Критика режима на уровне пионерской организации была совершенно безопасной не только и не столько в силу ничтожности объекта критики, сколько в силу того, что объект этот подчеркнуто выводился — ради показательной порки — за пределы системы. Все те грани, которыми могла повернуться к зрителю школа — как социальный институт, как образовательная среда и как потенциальная модель общества в целом, — сводятся здесь к одной-единственной воспитательной функции, а та, в свою очередь, редуцируется к подчеркнуто «детскому» и нелепому образу «официальной стайности». При этом все остальные аспекты и элементы системы показываются как вполне эффективные и противопоставляются объекту порки. В самом начале фильма мы видим канонический для сталинского кино позитивный образ учительницы, со всех сторон окруженной детьми, которые тянутся к ней и как к носительнице неоспоримых истин, и как к воплощению по-матерински трогательной заботы Родины о каждом гражданине (эта же учительница, Евгеша, в середине картины проявит искреннюю заботу о Кольке). В конце фильма те же дети такой же плотной массой окружают пионервожатую, старательно имитируя плакатное благолепие, а в действительности пытаясь воспрепятствовать ей в осуществлении бесчеловечного замысла. По сути, сами ученики выступают в роли своеобразных лейкоцитов, отторгающих чужеродный и болезнетворный элемент.

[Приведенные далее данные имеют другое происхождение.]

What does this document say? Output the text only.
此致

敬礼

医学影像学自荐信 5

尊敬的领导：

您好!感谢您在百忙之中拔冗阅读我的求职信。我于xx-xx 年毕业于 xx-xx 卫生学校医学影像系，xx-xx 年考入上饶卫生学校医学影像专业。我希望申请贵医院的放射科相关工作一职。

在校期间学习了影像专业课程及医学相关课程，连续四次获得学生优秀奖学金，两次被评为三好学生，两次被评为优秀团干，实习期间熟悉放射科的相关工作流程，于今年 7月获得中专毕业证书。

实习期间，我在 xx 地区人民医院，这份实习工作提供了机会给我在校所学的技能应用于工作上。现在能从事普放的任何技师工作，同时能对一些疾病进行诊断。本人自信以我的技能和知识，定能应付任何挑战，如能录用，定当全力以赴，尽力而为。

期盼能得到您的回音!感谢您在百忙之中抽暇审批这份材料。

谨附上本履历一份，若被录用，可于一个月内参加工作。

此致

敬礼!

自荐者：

Ряд дополнительных линий, четко ориентированных на обслуживание доминирующей идеологии, проводится через вполне очевидное неприятие дворовой, хулиганской (а под конец и вовсе смыкающейся с криминалом) «стайности». Если «стайность» официальная, связанная с пионерской организацией, воспринимается и подается как системная ошибка, как дефективная часть «нашей» реальности, нуждающаяся в выявлении и корректировке, то другая стая, которая пытается сбить протагониста с пути истинного, обозначает собой сферу «чуждых веяний», куда скопом помещены и полууголовная дворовая культура, и культурные влияния с растленного Запада, элементы «красивого» образа жизни, ассоциируемого с советской номенклатурой (которая, будучи одной из базовых систем советского общества, не могла не вызывать законного раздражения у широкой публики и посему назначалась «чуждой»).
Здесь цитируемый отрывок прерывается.